I can find somebody by walking around in 5 minutes. I look at people’s faces until I find a person I like to talk to. When I find a human subject it’s like 5% there, I still have 95% to figure out what to do.
Going through your works I don’t see many photos with black people, despite the fact you were working mainly in South Africa.
You don’t see Indians, you don’t see a lot of other different animals either. South Africa is a white and black country. I have a lot of pictures of black people, but they weren’t necessarily shown in the series. It was easier for many years to work in the white areas, because you were prohibited from going into black areas. Also, there were problems getting permits and in lot of areas it was quite difficult to photograph. You might find that you have problem of violence and criminality against you. A lot of these areas in the cities you can’t walk around with a camera. There are many black townships. It wouldn’t be a very smart idea.
How about the situation now? I’ve read about many conflicts between the black people and white and that white people are living in fear.

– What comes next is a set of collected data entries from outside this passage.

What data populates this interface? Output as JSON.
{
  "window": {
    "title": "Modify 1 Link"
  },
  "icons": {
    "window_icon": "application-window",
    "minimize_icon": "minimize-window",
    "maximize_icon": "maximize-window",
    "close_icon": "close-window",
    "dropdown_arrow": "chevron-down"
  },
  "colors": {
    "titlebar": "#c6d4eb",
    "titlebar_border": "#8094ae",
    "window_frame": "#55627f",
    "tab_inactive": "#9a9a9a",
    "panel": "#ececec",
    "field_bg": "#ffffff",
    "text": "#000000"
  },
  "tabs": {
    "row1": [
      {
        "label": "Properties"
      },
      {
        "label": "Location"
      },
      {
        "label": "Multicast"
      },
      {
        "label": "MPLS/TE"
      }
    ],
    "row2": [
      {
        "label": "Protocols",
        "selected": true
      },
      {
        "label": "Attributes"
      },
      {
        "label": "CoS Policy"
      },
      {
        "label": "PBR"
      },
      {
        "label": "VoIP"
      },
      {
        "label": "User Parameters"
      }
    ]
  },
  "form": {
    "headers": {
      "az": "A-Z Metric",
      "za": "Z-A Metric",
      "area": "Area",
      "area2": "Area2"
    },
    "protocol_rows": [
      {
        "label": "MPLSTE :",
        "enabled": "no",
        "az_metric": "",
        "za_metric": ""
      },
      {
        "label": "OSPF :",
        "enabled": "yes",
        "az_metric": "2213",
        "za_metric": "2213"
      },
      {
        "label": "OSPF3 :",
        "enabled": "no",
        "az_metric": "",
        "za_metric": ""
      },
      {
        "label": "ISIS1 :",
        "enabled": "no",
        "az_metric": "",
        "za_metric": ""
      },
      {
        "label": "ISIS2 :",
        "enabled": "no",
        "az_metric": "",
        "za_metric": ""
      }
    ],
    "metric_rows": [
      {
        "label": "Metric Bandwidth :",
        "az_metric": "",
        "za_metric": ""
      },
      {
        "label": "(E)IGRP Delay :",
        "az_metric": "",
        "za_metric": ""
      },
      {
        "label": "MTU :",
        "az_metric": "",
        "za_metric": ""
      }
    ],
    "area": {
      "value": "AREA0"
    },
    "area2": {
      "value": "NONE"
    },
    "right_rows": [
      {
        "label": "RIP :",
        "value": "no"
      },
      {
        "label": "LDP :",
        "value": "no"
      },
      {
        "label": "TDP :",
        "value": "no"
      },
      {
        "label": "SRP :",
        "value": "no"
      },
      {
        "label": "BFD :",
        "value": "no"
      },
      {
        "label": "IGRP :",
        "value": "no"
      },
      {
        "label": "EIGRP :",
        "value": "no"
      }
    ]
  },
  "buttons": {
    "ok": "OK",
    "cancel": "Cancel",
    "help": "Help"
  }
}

The media exaggerates everything. There are obviously still issues between whites and blacks but there are a lot of problems between blacks and blacks. There’s a lot of problems between the wealthy blacks and the poor blacks and that’s nothing to do with the whites. The problems are exaggerated and distorted because of the viewpoint that the media wants to take. Issues between white and black exist in every country in the world. It’s been going on for thousands of years between one group and the next. South Africa is just another country that has the same problem as every other country in the world. What’s new about any of these things? This is a waste of your time and energy. If you are talking about art, talk about things that have an effect, have something that goes beyond race politics and all these issues, because they are changing every day. Look at this picture, is it about politics? No, it’s about absurdity. Do you think human life is absurd?
In a way, of course.
Absurdity is more challenging than talking about politics in South Africa.
Your photographs are somehow frightening and bizarre, full of psychologically disturbing people and places. These shots are easily associated with nightmares. But so far, psychologists assume the brain uses dreams to make sense of what humans experience every day. What can you reveal about this?

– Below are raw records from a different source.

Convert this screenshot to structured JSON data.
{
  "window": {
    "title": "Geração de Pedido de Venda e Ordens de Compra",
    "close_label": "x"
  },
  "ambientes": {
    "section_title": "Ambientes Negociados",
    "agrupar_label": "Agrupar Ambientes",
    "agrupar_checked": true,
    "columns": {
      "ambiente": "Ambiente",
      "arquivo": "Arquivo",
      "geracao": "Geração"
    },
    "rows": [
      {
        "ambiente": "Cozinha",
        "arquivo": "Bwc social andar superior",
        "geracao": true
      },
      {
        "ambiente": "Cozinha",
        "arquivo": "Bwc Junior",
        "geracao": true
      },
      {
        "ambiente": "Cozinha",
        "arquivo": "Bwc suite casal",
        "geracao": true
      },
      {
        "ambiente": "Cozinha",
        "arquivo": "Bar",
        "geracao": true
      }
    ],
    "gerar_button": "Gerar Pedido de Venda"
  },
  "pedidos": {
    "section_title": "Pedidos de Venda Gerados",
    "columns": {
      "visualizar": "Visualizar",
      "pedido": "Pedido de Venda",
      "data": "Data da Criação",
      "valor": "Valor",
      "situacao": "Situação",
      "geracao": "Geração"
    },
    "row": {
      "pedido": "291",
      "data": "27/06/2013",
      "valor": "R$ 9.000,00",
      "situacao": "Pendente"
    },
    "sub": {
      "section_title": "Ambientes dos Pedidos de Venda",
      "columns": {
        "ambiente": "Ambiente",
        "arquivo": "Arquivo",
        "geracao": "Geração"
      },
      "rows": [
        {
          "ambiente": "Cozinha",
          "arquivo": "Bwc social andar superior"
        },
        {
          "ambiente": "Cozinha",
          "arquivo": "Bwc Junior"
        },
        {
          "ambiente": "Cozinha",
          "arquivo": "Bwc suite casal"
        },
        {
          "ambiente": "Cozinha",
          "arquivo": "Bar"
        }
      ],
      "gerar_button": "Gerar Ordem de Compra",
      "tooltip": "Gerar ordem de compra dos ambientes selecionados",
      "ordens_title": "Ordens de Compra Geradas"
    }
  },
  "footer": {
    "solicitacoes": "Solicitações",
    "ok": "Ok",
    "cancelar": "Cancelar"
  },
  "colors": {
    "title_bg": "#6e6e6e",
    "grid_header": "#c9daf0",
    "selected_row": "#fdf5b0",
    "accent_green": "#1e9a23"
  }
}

They can be dealing with what happened in the primal past. Archetypal dreams had something to do with the primal past. That’s the name of this exhibition – Archetypes. Nothing to do with the day. This is something that would happen in the time of the cave people or before that. Who were worried about an enemy who could come and strangle them, or afraid of fire or being pushed off a bridge. You can’t say that a dream is something to do with the day. It is something to do with the way the mind finds itself, where the mind finds itself. You can’t predict your dreams.
Is there something you can predict?
Nothing. Can you predict how well you will sleep tonight?
I can assume.
What happens if you don’t?
Of course everything can change.
Of course. That scares a lot of people. That’s why we have this society we have.
What are you scared of?
I’m scared about the chaos around. You don’t know what’s going to happen. Chaos is everywhere, because you can’t predict the future. The only predictable thing is your own death.
What will happen with photography in the future?
I think at the end of the day what’s important is the impact of the picture. Nobody knows what anybody else does. I don’t know what Picasso did. I don’t know what this one did, I don’t know what that one did. In a hundred years from now maybe somebody will look at that picture. It doesn’t matter what it is. The main thing is the picture.
The author is not important?
What is important in this world? I’m not lying about the picture. I’m not pretending that one thing is another. Everything keeps changing. Nothing stays the same. In a hundred years I don’t know what will be. The main thing about art is its lasting presence. That it has an impact on the viewer. To me that’s what matters.